Step 6 — tool-use SFT (Forge only)

torchrun --nproc-per-node=8 scripts/sft.py \
    --model forge-460b \
    --training tool-use-sft \
    --tokenizer checkpoints/forge-tokenizer.json \
    --resume-from outputs/dpo/latest

(Uses the SFT script with the tool-use config because the loss is the same — only the data and masking differ.)

LoRA / QLoRA fine-tunes

LoRA is the realistic option for end-users with modest hardware:

python scripts/lora_finetune.py `
    --model aurora-72b `
    --training lora `
    --tokenizer checkpoints/aurora-tokenizer.json `
    --base-checkpoint outputs/sft/latest

For QLoRA add qlora.enabled=true and make sure bitsandbytes is installed.

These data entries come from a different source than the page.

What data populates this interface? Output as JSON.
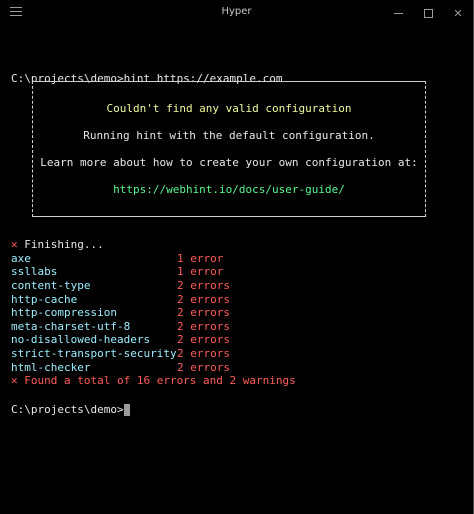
{
  "window": {
    "title": "Hyper"
  },
  "terminal": {
    "command_line": "C:\\projects\\demo>hint https://example.com",
    "box": {
      "line1": "Couldn't find any valid configuration",
      "line2": "Running hint with the default configuration.",
      "line3": "Learn more about how to create your own configuration at:",
      "link": "https://webhint.io/docs/user-guide/"
    },
    "finishing": "✕ Finishing...",
    "results": [
      {
        "name": "axe",
        "count": "1 error"
      },
      {
        "name": "ssllabs",
        "count": "1 error"
      },
      {
        "name": "content-type",
        "count": "2 errors"
      },
      {
        "name": "http-cache",
        "count": "2 errors"
      },
      {
        "name": "http-compression",
        "count": "2 errors"
      },
      {
        "name": "meta-charset-utf-8",
        "count": "2 errors"
      },
      {
        "name": "no-disallowed-headers",
        "count": "2 errors"
      },
      {
        "name": "strict-transport-security",
        "count": "2 errors"
      },
      {
        "name": "html-checker",
        "count": "2 errors"
      }
    ],
    "summary": "✕ Found a total of 16 errors and 2 warnings",
    "prompt": "C:\\projects\\demo>"
  },
  "colors": {
    "background": "#000000",
    "error_red": "#ff5c57",
    "rule_cyan": "#9aedfe",
    "heading_yellow": "#f3f99d",
    "link_green": "#5af78e"
  },
  "icons": [
    "hamburger-menu-icon",
    "minimize-icon",
    "maximize-icon",
    "close-icon"
  ]
}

A 50B QLoRA fine-tune typically fits on a single 48 GB GPU; a 250B QLoRA fine-tune needs 4-8× 80 GB GPUs.

Smoke test the whole pipeline

A four-command flow to make sure every code path executes on the tiny config — no internet required:

python scripts/train_tokenizer.py --files tests/conftest.py --vocab-size 1024 --output checkpoints/tiny-tok.json
python scripts/pretrain.py       --model tiny --tokenizer checkpoints/tiny-tok.json max_steps=10 micro_batch_size=2
python scripts/sft.py            --model tiny --tokenizer checkpoints/tiny-tok.json max_steps=10 --resume-from outputs/pretrain/latest
python scripts/chat.py           --model tiny --checkpoint outputs/sft/latest --tokenizer checkpoints/tiny-tok.json

If that sequence runs end-to-end on a laptop, the bigger configs will run end-to-end on a GPU cluster — same code, just bigger numbers in YAML.